The revolution also spawned new contradictions over gender relations. To resist British taxes and fight British troops, Patriots needed support from women as well as men. As consumers and producers, women sustained boycotts and armies, helping to win the revolution for the Patriots. Many women became more outspoken in politics and resisted postwar pressure to resume their public silence. That tension generated a new rhetoric that celebrated women as Republican Mothers and Wives, who taught and sustained the civic values of virtuous citizens. While celebrating women, reformers urged them to remain in domestic roles, nurturing children and husbands rather than pursuing public careers. Women received no new civic rights, but they did gain the cultural ground, as Republican Mothers and Wives, to seek those rights in the next generation.

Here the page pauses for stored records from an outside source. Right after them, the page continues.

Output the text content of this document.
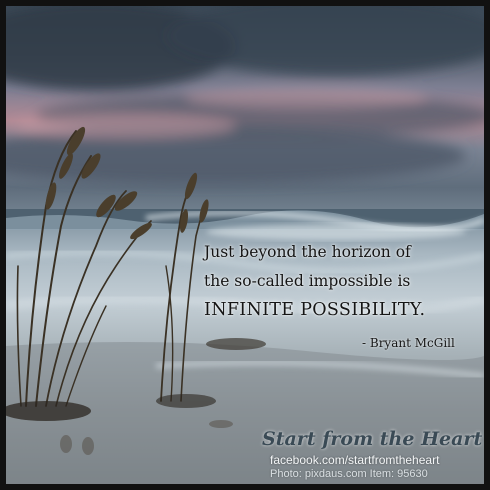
Just beyond the horizon of
the so-called impossible is
INFINITE POSSIBILITY.
- Bryant McGill
Start from the Heart
facebook.com/startfromtheheart
Photo: pixdaus.com Item: 95630
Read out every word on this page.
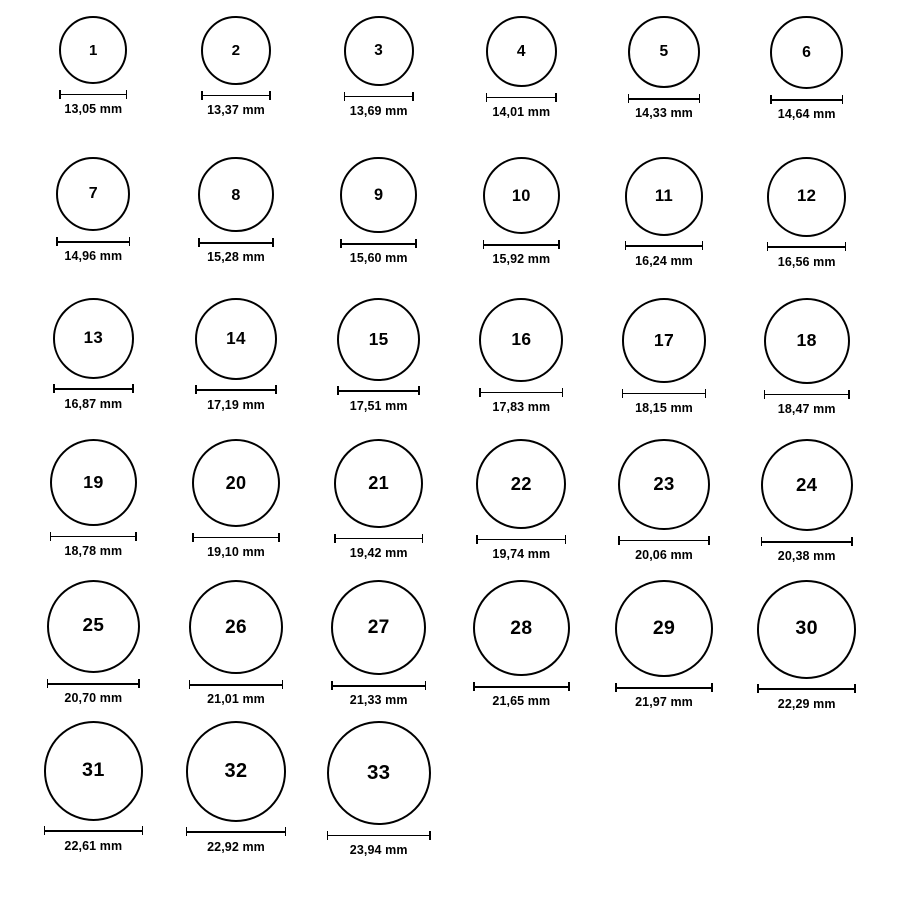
1
13,05 mm
2
13,37 mm
3
13,69 mm
4
14,01 mm
5
14,33 mm
6
14,64 mm
7
14,96 mm
8
15,28 mm
9
15,60 mm
10
15,92 mm
11
16,24 mm
12
16,56 mm
13
16,87 mm
14
17,19 mm
15
17,51 mm
16
17,83 mm
17
18,15 mm
18
18,47 mm
19
18,78 mm
20
19,10 mm
21
19,42 mm
22
19,74 mm
23
20,06 mm
24
20,38 mm
25
20,70 mm
26
21,01 mm
27
21,33 mm
28
21,65 mm
29
21,97 mm
30
22,29 mm
31
22,61 mm
32
22,92 mm
33
23,94 mm
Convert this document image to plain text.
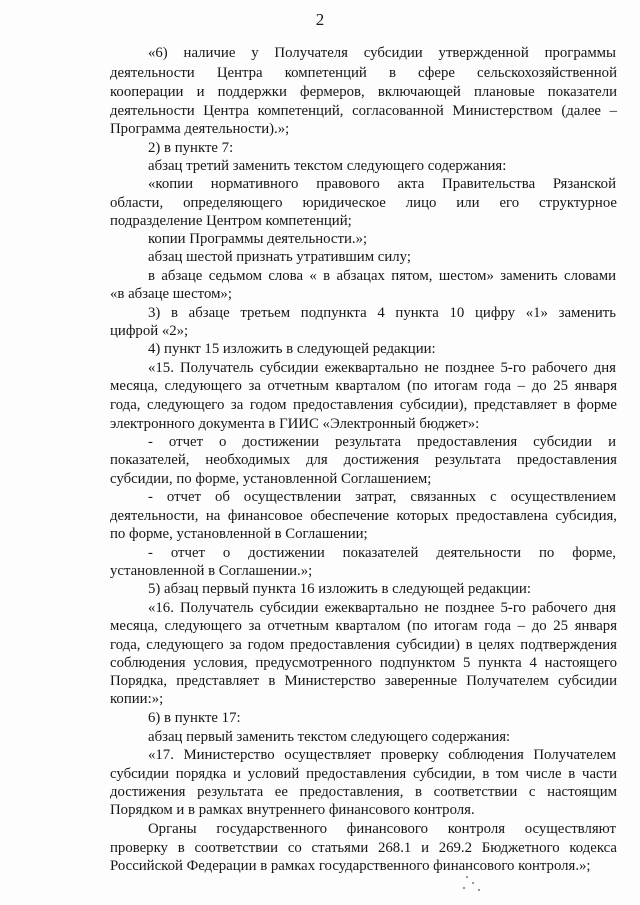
2
«6) наличие у Получателя субсидии утвержденной программы
деятельности Центра компетенций в сфере сельскохозяйственной
кооперации и поддержки фермеров, включающей плановые показатели
деятельности Центра компетенций, согласованной Министерством (далее –
Программа деятельности).»;
2) в пункте 7:
абзац третий заменить текстом следующего содержания:
«копии нормативного правового акта Правительства Рязанской
области, определяющего юридическое лицо или его структурное
подразделение Центром компетенций;
копии Программы деятельности.»;
абзац шестой признать утратившим силу;
в абзаце седьмом слова « в абзацах пятом, шестом» заменить словами
«в абзаце шестом»;
3) в абзаце третьем подпункта 4 пункта 10 цифру «1» заменить
цифрой «2»;
4) пункт 15 изложить в следующей редакции:
«15. Получатель субсидии ежеквартально не позднее 5-го рабочего дня
месяца, следующего за отчетным кварталом (по итогам года – до 25 января
года, следующего за годом предоставления субсидии), представляет в форме
электронного документа в ГИИС «Электронный бюджет»:
- отчет о достижении результата предоставления субсидии и
показателей, необходимых для достижения результата предоставления
субсидии, по форме, установленной Соглашением;
- отчет об осуществлении затрат, связанных с осуществлением
деятельности, на финансовое обеспечение которых предоставлена субсидия,
по форме, установленной в Соглашении;
- отчет о достижении показателей деятельности по форме,
установленной в Соглашении.»;
5) абзац первый пункта 16 изложить в следующей редакции:
«16. Получатель субсидии ежеквартально не позднее 5-го рабочего дня
месяца, следующего за отчетным кварталом (по итогам года – до 25 января
года, следующего за годом предоставления субсидии) в целях подтверждения
соблюдения условия, предусмотренного подпунктом 5 пункта 4 настоящего
Порядка, представляет в Министерство заверенные Получателем субсидии
копии:»;
6) в пункте 17:
абзац первый заменить текстом следующего содержания:
«17. Министерство осуществляет проверку соблюдения Получателем
субсидии порядка и условий предоставления субсидии, в том числе в части
достижения результата ее предоставления, в соответствии с настоящим
Порядком и в рамках внутреннего финансового контроля.
Органы государственного финансового контроля осуществляют
проверку в соответствии со статьями 268.1 и 269.2 Бюджетного кодекса
Российской Федерации в рамках государственного финансового контроля.»;
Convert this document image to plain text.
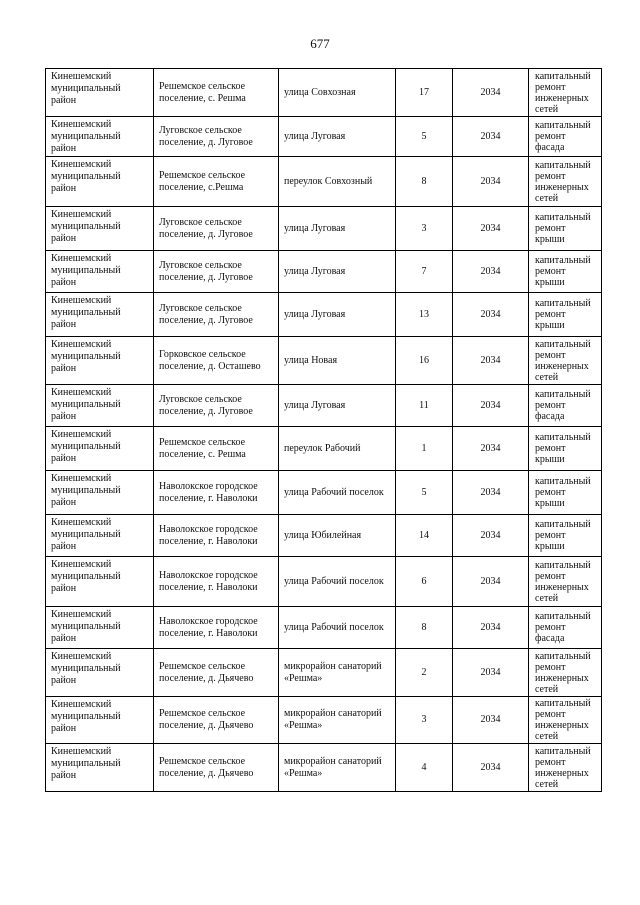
677
Кинешемский муниципальный район	Решемское сельское поселение, с. Решма	улица Совхозная	17	2034	капитальный ремонт инженерных сетей
Кинешемский муниципальный район	Луговское сельское поселение, д. Луговое	улица Луговая	5	2034	капитальный ремонт фасада
Кинешемский муниципальный район	Решемское сельское поселение, с.Решма	переулок Совхозный	8	2034	капитальный ремонт инженерных сетей
Кинешемский муниципальный район	Луговское сельское поселение, д. Луговое	улица Луговая	3	2034	капитальный ремонт крыши
Кинешемский муниципальный район	Луговское сельское поселение, д. Луговое	улица Луговая	7	2034	капитальный ремонт крыши
Кинешемский муниципальный район	Луговское сельское поселение, д. Луговое	улица Луговая	13	2034	капитальный ремонт крыши
Кинешемский муниципальный район	Горковское сельское поселение, д. Осташево	улица Новая	16	2034	капитальный ремонт инженерных сетей
Кинешемский муниципальный район	Луговское сельское поселение, д. Луговое	улица Луговая	11	2034	капитальный ремонт фасада
Кинешемский муниципальный район	Решемское сельское поселение, с. Решма	переулок Рабочий	1	2034	капитальный ремонт крыши
Кинешемский муниципальный район	Наволокское городское поселение, г. Наволоки	улица Рабочий поселок	5	2034	капитальный ремонт крыши
Кинешемский муниципальный район	Наволокское городское поселение, г. Наволоки	улица Юбилейная	14	2034	капитальный ремонт крыши
Кинешемский муниципальный район	Наволокское городское поселение, г. Наволоки	улица Рабочий поселок	6	2034	капитальный ремонт инженерных сетей
Кинешемский муниципальный район	Наволокское городское поселение, г. Наволоки	улица Рабочий поселок	8	2034	капитальный ремонт фасада
Кинешемский муниципальный район	Решемское сельское поселение, д. Дьячево	микрорайон санаторий «Решма»	2	2034	капитальный ремонт инженерных сетей
Кинешемский муниципальный район	Решемское сельское поселение, д. Дьячево	микрорайон санаторий «Решма»	3	2034	капитальный ремонт инженерных сетей
Кинешемский муниципальный район	Решемское сельское поселение, д. Дьячево	микрорайон санаторий «Решма»	4	2034	капитальный ремонт инженерных сетей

Clashing definitions of who deserved freedom and equal rights became entangled in new debates and contradictions over political sovereignty. The American Revolution began as a constitutional crisis during the 1760s, when colonists discovered that they faced restrictions and taxes from a centralizing empire. After declaring independence, Patriots initially decentralized power among thirteen essentially sovereign states loosely confederated. During the 1780s, social turmoil within states, boundary disputes between them, western uncertainties 'and diplomatic futility generated a countermovement by nationalists. They created a Federal Constitution that survived a bruising battle for ratification by the states. Instead of resolving questions of sovereignty, the Federal Constitution gave them a national focus, as the partisans of states' rights battled with nationalists at the new capital. Constitutional crises flared in every generation as one region or another threatened secession until those threats became real and bloody in 1860-1861.
The Civil War erupted over the terms of westward growth. As defined by the Jeffersonians, the revolution established that the federal government needed to facilitate the settler expansion that had helped to unravel the British Empire in North America. But what sort of territorial development should the nation favor: by free laborers from the north or by the mix of slave and free labor favored by southerners? As Americans dispossessed natives and Hispanics, the victors accumulated territories that invited deadly conflict over what sort of nation should triumph through expansion. The revolution validated rapid expansion but failed to settle what sort of society ultimately would take shape in the West.